8 Dapil dan “Menjegal” Caleg Pelaku Politik Uang


Aletheia.id – Pasca perubahan jumlah Daerah Pemilihan di Luwu dari 4 Dapil menjadi 8 Dapil, Tensi Pemilihan Umum untuk Caleg DPRD Luwu 2024 di pastikan meningkat. Para petahana yang sebelumnya merawat basisnya dengan rumusan 4 dapil kehilangan lumbung suara. Tak hanya itu, dana aspirasi nyaris tak tepat sasaran dalam rumusan elektoral. Idealnya penataan Dapil tidak dimasukkan sebagai satu tahapan Pemilu.

Wilayah dapil yang semakin mengecil membuat keterwakilan anggota DPRD setiap kecamatan di wilayah di Luwu menguat namun disatu sisi praktik politik uang diperkirakan semakin meningkat. Situasi ini harus menjadi perhatian publik agar hasil Pemilu dimasa depan tak memunculkan perwakilan yang terputus dari rakyat.

Menjegal Caleg Pelaku Politik Uang

Praktik politik uang sebagai ikhwal mula terputusnya rasa pertanggung jawaban kekuasaan terhadap konstituen harus dijadikan sebagai musuh bersama. Logika terbalik dalam pertanggung jawaban kekuasaan seperti ini membuat para elit semenjadinya dalam mengambil keputusan juga membuatnya abai sebagai juru bicara publik dalam menjalankan fungsi kekuasaanya.

Secara hukum, tindak pidana politik uang tertulis dalam UU Nomor 7 Tahun 2017 pada Pasal 278, 280, 284, 515 dan 523 tentang Pemilihan Umum. Pada Pasal 523 ayat (1) sampai ayat (3) UU Nomor 7 Tahun 2017 tentang Pemilihan Umum terdapat tiga kategori sanksi politik uang berdasarkan waktunya, yakni pada saat kampanye, masa tenang, serta saat pemungutan dan penghitungan suara.
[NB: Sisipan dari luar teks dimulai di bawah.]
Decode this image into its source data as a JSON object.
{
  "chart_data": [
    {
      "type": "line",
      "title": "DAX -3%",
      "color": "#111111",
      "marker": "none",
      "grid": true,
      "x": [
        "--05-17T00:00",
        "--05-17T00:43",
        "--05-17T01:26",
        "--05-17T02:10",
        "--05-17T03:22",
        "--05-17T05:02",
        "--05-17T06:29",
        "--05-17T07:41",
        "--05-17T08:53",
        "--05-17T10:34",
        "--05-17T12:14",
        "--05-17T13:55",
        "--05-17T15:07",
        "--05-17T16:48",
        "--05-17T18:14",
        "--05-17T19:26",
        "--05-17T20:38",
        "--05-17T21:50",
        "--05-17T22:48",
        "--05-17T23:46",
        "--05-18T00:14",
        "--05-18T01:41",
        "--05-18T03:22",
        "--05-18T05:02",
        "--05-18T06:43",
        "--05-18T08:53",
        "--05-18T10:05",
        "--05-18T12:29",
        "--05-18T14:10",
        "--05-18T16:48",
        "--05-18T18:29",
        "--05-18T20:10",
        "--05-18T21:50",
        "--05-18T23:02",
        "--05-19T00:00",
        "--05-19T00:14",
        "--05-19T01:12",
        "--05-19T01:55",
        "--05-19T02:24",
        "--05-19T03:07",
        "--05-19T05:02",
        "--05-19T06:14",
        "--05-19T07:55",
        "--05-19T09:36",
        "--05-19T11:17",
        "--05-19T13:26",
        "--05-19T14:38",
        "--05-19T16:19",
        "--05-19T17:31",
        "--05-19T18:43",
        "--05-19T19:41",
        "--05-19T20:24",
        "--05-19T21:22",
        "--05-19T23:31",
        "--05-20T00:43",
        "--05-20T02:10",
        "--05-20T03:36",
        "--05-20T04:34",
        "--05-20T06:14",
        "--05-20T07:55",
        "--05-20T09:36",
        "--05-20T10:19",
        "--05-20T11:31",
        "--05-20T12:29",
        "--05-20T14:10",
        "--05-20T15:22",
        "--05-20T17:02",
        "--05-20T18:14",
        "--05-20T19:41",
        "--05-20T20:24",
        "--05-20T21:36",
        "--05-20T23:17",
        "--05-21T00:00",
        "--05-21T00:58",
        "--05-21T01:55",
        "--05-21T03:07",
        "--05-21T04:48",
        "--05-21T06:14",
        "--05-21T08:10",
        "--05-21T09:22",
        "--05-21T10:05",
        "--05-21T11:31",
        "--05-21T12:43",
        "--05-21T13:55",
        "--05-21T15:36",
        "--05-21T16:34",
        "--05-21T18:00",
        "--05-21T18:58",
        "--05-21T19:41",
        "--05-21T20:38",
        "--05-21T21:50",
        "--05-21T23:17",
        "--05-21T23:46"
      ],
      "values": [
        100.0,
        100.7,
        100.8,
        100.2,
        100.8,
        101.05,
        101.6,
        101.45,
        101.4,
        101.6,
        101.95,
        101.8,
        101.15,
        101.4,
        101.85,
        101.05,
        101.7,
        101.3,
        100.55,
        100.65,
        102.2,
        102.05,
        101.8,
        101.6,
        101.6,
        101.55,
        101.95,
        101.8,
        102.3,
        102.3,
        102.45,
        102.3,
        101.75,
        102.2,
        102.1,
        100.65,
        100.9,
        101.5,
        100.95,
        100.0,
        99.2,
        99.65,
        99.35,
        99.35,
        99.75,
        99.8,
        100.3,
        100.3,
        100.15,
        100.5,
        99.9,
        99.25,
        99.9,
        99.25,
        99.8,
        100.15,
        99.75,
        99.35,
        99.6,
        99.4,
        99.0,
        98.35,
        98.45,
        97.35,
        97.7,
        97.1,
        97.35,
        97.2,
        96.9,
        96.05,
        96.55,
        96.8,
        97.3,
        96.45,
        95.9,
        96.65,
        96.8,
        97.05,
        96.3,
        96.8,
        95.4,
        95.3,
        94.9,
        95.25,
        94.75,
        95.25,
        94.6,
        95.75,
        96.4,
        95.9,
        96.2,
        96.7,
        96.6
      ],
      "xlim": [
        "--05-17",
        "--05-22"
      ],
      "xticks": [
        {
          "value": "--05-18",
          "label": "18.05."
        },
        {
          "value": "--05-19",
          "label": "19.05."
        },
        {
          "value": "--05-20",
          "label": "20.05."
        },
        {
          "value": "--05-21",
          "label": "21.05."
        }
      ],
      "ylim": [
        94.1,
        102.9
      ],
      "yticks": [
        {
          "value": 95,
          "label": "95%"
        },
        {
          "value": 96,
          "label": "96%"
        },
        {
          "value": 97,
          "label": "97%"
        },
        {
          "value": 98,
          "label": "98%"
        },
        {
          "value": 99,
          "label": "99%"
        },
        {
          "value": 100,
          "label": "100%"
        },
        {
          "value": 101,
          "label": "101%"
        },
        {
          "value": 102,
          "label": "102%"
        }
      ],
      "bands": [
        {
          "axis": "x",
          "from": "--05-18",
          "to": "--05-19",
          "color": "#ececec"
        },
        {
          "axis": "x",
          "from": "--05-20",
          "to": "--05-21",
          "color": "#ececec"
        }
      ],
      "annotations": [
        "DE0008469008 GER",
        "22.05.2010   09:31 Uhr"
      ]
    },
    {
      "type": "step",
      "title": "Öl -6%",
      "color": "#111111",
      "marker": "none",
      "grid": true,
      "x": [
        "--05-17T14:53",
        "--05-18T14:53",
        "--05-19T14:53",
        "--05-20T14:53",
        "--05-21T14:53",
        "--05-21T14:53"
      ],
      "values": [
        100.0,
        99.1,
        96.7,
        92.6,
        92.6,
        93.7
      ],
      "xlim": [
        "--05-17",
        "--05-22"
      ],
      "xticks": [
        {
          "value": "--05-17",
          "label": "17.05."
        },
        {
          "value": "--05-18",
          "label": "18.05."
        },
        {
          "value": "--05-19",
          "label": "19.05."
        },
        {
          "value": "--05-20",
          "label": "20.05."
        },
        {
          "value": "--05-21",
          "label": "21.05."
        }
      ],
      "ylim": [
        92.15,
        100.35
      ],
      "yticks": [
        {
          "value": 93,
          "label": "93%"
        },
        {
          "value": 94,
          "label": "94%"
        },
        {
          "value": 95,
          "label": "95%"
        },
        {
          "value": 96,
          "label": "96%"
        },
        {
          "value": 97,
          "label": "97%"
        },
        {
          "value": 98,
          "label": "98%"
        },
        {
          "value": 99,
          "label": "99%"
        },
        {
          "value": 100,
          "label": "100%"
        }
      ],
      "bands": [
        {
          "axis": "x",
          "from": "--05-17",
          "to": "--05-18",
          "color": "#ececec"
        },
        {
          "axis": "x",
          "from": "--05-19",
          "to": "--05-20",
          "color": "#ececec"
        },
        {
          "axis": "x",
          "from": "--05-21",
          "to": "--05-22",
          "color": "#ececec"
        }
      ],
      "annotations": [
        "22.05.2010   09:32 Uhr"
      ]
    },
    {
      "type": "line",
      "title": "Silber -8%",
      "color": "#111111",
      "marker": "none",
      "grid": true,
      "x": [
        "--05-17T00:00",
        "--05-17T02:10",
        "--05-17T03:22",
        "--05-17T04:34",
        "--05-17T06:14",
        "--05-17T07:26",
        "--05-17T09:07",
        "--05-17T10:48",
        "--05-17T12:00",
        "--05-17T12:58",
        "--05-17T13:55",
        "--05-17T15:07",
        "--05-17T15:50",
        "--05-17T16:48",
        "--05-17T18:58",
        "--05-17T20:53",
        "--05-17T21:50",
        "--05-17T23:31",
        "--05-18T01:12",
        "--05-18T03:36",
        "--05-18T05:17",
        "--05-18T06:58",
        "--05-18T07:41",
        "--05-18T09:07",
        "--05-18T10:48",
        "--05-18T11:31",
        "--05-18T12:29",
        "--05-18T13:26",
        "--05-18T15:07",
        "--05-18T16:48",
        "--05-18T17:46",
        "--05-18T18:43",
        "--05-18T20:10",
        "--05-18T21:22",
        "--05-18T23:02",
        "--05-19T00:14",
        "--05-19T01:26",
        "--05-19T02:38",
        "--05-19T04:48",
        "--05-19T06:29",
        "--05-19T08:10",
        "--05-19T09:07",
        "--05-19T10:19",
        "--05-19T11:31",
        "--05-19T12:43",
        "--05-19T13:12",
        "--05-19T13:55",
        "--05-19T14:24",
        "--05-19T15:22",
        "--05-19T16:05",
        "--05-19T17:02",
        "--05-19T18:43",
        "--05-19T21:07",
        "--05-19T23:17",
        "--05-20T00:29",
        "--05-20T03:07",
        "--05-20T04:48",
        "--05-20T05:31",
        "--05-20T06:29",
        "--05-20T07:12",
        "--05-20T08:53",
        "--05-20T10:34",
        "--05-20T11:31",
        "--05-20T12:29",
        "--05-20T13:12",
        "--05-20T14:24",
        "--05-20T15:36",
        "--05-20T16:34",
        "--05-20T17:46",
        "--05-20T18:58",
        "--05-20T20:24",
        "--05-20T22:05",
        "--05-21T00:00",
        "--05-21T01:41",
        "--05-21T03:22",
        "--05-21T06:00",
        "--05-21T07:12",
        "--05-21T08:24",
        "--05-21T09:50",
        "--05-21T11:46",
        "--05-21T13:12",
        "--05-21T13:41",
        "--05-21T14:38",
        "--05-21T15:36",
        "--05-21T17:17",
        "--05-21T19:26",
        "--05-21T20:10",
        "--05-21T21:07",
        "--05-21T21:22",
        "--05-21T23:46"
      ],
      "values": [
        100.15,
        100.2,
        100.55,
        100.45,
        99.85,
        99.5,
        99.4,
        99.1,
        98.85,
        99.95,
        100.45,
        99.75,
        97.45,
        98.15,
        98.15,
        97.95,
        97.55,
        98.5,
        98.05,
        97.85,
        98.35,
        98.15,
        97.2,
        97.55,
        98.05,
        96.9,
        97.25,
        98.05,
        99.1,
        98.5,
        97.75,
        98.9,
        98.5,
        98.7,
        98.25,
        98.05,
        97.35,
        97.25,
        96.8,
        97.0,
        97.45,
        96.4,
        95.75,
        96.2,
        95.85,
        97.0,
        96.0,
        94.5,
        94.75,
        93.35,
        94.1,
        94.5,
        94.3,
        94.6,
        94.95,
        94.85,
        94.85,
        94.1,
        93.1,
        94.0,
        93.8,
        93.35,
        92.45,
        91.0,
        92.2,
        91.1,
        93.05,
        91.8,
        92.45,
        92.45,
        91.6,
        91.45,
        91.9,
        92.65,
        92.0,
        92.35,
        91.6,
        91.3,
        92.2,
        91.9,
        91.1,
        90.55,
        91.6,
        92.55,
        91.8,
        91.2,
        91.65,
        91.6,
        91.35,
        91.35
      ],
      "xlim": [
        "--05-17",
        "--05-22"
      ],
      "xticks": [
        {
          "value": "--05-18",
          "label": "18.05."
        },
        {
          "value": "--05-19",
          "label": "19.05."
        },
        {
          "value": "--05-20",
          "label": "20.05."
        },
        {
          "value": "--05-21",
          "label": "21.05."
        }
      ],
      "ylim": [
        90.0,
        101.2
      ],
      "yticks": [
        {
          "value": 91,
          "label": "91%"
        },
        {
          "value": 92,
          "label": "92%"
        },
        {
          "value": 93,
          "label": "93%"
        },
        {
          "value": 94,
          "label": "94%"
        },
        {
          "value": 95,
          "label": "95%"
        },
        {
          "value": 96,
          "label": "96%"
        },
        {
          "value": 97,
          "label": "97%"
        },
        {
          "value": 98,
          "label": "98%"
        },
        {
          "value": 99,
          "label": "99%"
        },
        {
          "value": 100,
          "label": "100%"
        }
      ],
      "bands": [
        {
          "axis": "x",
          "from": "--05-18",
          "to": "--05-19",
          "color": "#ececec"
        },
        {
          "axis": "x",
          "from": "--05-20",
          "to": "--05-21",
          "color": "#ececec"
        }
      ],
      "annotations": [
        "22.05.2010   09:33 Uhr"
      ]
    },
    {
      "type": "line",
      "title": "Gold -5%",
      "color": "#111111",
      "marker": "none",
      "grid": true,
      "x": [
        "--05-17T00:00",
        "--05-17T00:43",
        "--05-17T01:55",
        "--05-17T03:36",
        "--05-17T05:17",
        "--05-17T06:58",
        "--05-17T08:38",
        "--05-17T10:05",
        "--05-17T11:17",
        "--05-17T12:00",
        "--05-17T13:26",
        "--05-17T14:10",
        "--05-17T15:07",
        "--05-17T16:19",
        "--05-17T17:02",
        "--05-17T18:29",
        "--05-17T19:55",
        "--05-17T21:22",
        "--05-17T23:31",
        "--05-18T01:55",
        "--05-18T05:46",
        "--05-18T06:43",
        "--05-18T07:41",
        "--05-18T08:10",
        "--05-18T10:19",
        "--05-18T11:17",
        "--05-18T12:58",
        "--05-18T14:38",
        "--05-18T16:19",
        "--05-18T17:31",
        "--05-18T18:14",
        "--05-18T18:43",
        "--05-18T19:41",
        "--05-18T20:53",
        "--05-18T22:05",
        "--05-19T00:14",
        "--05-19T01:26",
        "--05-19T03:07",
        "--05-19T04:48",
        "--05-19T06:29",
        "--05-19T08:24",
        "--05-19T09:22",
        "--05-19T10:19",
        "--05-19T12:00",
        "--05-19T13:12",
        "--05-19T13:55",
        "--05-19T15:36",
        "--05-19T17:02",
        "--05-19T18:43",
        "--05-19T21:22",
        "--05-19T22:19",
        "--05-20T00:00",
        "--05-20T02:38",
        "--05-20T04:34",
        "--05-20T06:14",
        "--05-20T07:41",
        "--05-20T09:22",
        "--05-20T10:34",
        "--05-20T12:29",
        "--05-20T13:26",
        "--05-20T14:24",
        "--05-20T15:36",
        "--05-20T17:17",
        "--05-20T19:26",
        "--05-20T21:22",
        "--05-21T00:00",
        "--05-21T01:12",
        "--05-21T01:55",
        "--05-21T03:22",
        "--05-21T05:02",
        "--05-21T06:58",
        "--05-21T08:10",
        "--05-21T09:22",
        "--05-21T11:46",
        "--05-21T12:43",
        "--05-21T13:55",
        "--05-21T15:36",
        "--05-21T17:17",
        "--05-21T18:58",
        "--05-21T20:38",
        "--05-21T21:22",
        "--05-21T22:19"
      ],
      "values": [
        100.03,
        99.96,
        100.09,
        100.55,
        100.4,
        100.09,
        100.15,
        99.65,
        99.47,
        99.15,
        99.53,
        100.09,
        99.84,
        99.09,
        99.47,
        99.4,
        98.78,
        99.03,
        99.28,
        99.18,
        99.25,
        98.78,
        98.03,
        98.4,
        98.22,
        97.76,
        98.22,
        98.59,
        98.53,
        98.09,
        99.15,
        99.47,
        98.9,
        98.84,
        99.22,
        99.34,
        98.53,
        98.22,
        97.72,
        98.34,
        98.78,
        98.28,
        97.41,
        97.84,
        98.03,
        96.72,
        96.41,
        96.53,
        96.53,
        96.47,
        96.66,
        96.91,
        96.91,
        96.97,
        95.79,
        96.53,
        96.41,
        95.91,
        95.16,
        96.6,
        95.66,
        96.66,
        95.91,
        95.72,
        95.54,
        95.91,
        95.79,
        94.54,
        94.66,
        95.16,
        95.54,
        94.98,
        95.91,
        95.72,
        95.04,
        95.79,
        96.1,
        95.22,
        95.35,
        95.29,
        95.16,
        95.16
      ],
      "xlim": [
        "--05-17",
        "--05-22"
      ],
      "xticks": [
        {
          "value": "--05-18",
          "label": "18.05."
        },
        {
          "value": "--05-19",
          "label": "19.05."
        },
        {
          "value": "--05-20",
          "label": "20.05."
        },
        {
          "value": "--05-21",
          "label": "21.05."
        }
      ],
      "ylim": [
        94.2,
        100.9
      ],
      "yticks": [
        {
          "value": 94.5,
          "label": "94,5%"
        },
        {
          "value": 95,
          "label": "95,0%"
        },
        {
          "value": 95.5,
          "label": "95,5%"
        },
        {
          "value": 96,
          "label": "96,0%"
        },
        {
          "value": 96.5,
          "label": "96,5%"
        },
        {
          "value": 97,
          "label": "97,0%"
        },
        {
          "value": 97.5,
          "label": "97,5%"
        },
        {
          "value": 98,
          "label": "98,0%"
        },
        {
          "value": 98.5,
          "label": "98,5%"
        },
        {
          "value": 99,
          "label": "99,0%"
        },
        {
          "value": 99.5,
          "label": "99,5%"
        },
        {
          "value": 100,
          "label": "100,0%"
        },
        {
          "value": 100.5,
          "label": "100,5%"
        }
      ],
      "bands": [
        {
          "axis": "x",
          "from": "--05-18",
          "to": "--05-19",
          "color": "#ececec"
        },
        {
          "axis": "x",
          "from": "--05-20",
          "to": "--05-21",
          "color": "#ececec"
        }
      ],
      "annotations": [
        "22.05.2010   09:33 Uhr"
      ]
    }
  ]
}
Baca juga: Tips Memilih Caleg 2024

Adapun dalam Pasal 523 ayat (1), sanksi yang dikenakan ketika seseorang terlibat dalam politik uang saat kampanye adalah pidana penjara paling lama dua tahun dan denda paling banyak Rp 24 juta. Sedangkan sanksi politik uang ketika masa tenang berdasarkan Pasal 523 ayat (2) adalah pidana penjara paling lama empat tahun dan denda paling banyak Rp 48 juta.

Selain dijatuhi sanksi pidana bagi caleg yang terbukti melakukan politik uang, dalam pasal 285 pelaku politik uang disebutkan akan dibatalkan oleh KPU Kabupaten/Kota sebagai calon terdaftar dalam DCT atau jika ia terpilih dibatalkan sebagi Calon terpilih

Pasal 285 “Putusan pengadilan yang telah memperoleh kekuatan hukum tetap terhadap pelanggaran sebagaimana dimaksud dalam Pasal 280 dan Pasal 284 yang dikenai kepada pelaksana Kampanye Pemilu anggota DPR, DPD, DPRD provinsi, dan DPRD kabupaten/kota yang berstatus sebagai calon anggota DPR, DPD, DPRD provinsi, dan DPRD kabupaten/kota digunakan sebagai dasar KPU, KPU Provinsi, dan KPU Kabupaten/Kota untuk mengambil tindakan berupa:
a. pembatalan nama calon anggota DPR, DPD, DPRD provinsi, dan DPRD kabupaten/kota dari daftar calon tetap; atau
b. pembatalan penetapan calon anggota DPR, DPD, DPRD provinsi, dan DPRD kabupaten/kota sebagai calon terpilih.”

Ketentuan tersebut dapat digunakan oleh publik ataupun sesama tim calon anggota DPRD untuk melaporkan kepada Bawaslu jika menemukan praktik politik uang tersebut. Pasal ini dapat menjadi perlawanan serius terhadap praktik kotor politik uang.